טכניון מכון טכנולוגי לישראל
הטכניון מכון טכנולוגי לישראל - בית הספר ללימודי מוסמכים  
M.Sc Thesis
M.Sc StudentBen-Haim Oded
SubjectA New Role for Transcription Factor in mRNA Degradation
DepartmentDepartment of Medicine
Supervisor Professor Mordechai Choder
Full Thesis textFull thesis text - English Version


Abstract

Messenger RNAs (mRNAs) levels in the cell are controlled by two major mechanisms: transcription and decay. Nevertheless, the cross talk between the two mechanisms is relatively unknown. Several years ago, it was found in our group that the yeast RNA polymerase II subunits Rpb4 and Rpb7 play roles both in mRNA transcription and degradation. We assume that cross talk between transcription and the mRNA decay pathways is crucial for the appropriate control of gene expression. Our group has found that Rpb4p interacts with Sfp1p, a transcription factor that controls the synthesis of mRNAs encoding Ribosome Proteins (RP). We revealed that Sfp1p is involved in mRNA degradation; this role is dependent on its capacity to interact with Rpb4p.
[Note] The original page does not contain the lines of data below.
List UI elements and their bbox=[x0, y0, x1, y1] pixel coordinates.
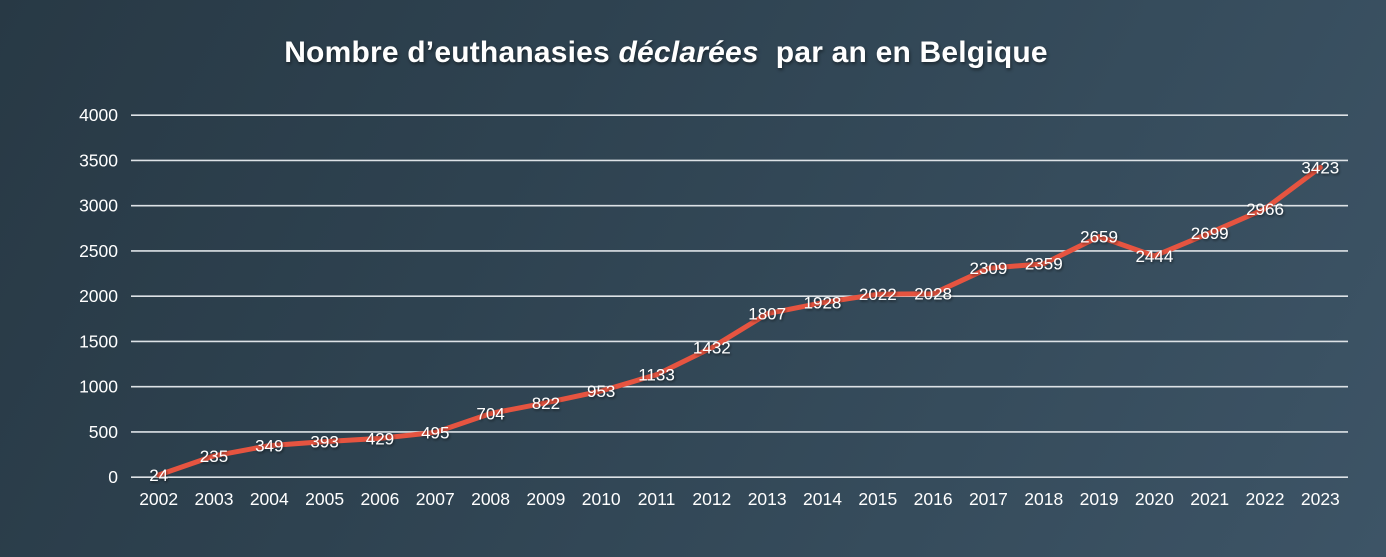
x-tick-label-2017: 2017 bbox=[969, 489, 1008, 509]
y-tick-label-4000: 4000 bbox=[79, 105, 118, 125]
trend-line bbox=[156, 164, 1323, 478]
x-tick-label-2008: 2008 bbox=[471, 489, 510, 509]
y-tick-label-1000: 1000 bbox=[79, 377, 118, 397]
x-tick-label-2006: 2006 bbox=[360, 489, 399, 509]
y-axis-labels: 0 500 1000 1500 2000 2500 3000 3500 4000 bbox=[79, 105, 118, 487]
data-label-2005: 393 bbox=[310, 433, 338, 452]
data-label-2023: 3423 bbox=[1301, 158, 1339, 177]
data-label-2020: 2444 bbox=[1135, 247, 1173, 266]
data-label-2017: 2309 bbox=[970, 259, 1008, 278]
data-label-2009: 822 bbox=[532, 394, 560, 413]
x-tick-label-2014: 2014 bbox=[803, 489, 842, 509]
data-label-2010: 953 bbox=[587, 382, 615, 401]
chart-title: Nombre d’euthanasies déclarées par an en… bbox=[0, 36, 1332, 70]
x-tick-label-2015: 2015 bbox=[858, 489, 897, 509]
data-label-2019: 2659 bbox=[1080, 228, 1118, 247]
data-label-2006: 429 bbox=[366, 429, 394, 448]
data-label-2012: 1432 bbox=[693, 339, 731, 358]
x-tick-label-2007: 2007 bbox=[416, 489, 455, 509]
data-label-2018: 2359 bbox=[1025, 255, 1063, 274]
x-tick-label-2005: 2005 bbox=[305, 489, 344, 509]
data-label-2015: 2022 bbox=[859, 285, 897, 304]
x-axis-labels: 2002 2003 2004 2005 2006 2007 2008 2009 2010 2011… bbox=[139, 489, 1340, 509]
data-label-2008: 704 bbox=[476, 404, 504, 423]
data-label-2021: 2699 bbox=[1191, 224, 1229, 243]
data-label-2003: 235 bbox=[200, 447, 228, 466]
x-tick-label-2021: 2021 bbox=[1190, 489, 1229, 509]
x-tick-label-2004: 2004 bbox=[250, 489, 289, 509]
y-tick-label-3000: 3000 bbox=[79, 196, 118, 216]
x-tick-label-2013: 2013 bbox=[748, 489, 787, 509]
data-labels: 24 235 349 393 429 495 704 822 953 1133 1432 1807 19… bbox=[149, 158, 1339, 485]
x-tick-label-2023: 2023 bbox=[1301, 489, 1340, 509]
x-tick-label-2003: 2003 bbox=[195, 489, 234, 509]
gridlines bbox=[131, 114, 1348, 479]
chart-title-part2-italic: déclarées bbox=[618, 36, 759, 69]
x-tick-label-2012: 2012 bbox=[692, 489, 731, 509]
y-tick-label-500: 500 bbox=[89, 422, 118, 442]
chart-title-part1: Nombre d’euthanasies bbox=[284, 36, 619, 69]
y-tick-label-2500: 2500 bbox=[79, 241, 118, 261]
data-label-2014: 1928 bbox=[804, 294, 842, 313]
y-tick-label-2000: 2000 bbox=[79, 286, 118, 306]
data-label-2002: 24 bbox=[149, 466, 168, 485]
x-tick-label-2010: 2010 bbox=[582, 489, 621, 509]
x-tick-label-2022: 2022 bbox=[1246, 489, 1285, 509]
chart-title-part3: par an en Belgique bbox=[758, 36, 1048, 69]
data-label-2016: 2028 bbox=[914, 285, 952, 304]
data-series bbox=[156, 164, 1323, 478]
y-tick-label-3500: 3500 bbox=[79, 150, 118, 170]
data-label-2011: 1133 bbox=[638, 366, 675, 385]
y-tick-label-1500: 1500 bbox=[79, 331, 118, 351]
x-tick-label-2002: 2002 bbox=[139, 489, 178, 509]
data-label-2004: 349 bbox=[255, 437, 283, 456]
x-tick-label-2020: 2020 bbox=[1135, 489, 1174, 509]
x-tick-label-2018: 2018 bbox=[1024, 489, 1063, 509]
x-tick-label-2009: 2009 bbox=[526, 489, 565, 509]
x-tick-label-2019: 2019 bbox=[1080, 489, 1119, 509]
x-tick-label-2011: 2011 bbox=[638, 489, 676, 509]
y-tick-label-0: 0 bbox=[108, 467, 118, 487]
data-label-2022: 2966 bbox=[1246, 200, 1284, 219]
data-label-2013: 1807 bbox=[748, 305, 786, 324]
x-tick-label-2016: 2016 bbox=[914, 489, 953, 509]
data-label-2007: 495 bbox=[421, 423, 449, 442]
Furthermore, I found that Sfp1p and Rpb4p co-sediments with polyribosomes, thus raising the possibility that Sfp1p may have a role in translation. In addition to Sfp1p, there are other RP transcription factors responsible for the transcription of RP genes, among them are Ifh1p, Crf1p, Fhl1p and Rap1p. Sfp1p and Ifh1p are considered to function as activators, Crf1p as repressor; Fhl1p functions as the scaffold of the complex which binds directly to the DNA and Rap1p recruits Fhl1p. In order to examine if Ifh1p, Crf1p, Fhl1p and Rap1p have a role in mRNA degradation we tested these factors in a degradation assay. The experiments where done at non permissive temperature, in which transcription was arrested, so the decay rate was the major process that influenced the mRNA levels. I found that Fhl1p has a stabilizing effect on PBF mRNA but plays no role in the decay of non-PBF mRNAs, while Ifh1, Crf1 and Rap1 did not have a noticeable effect on degradation. We have found that Fhl1p and Sfp1p are required for efficient mRNA stabilization and this function of both of them depends on Rpb4. Like Rpb4p; Fhl1p and Sfp1p are specifically involved in both synthesis and decay of mRNAs encoding Protein Biosynthetic Factors (PBF). We propose that Fhl1p recruits Sfp1 to PBF promoters, while Sfp1p and Rpb4/7 are shuttling in complex with mRNA. In the cytoplasm they mediate the decay of PBF mRNA and at least Rpb4/7 has a role in translation. In this way Sfp1p and Rpb4/7 couple between transcription in the nucleus and mRNA decay in the cytoplasm.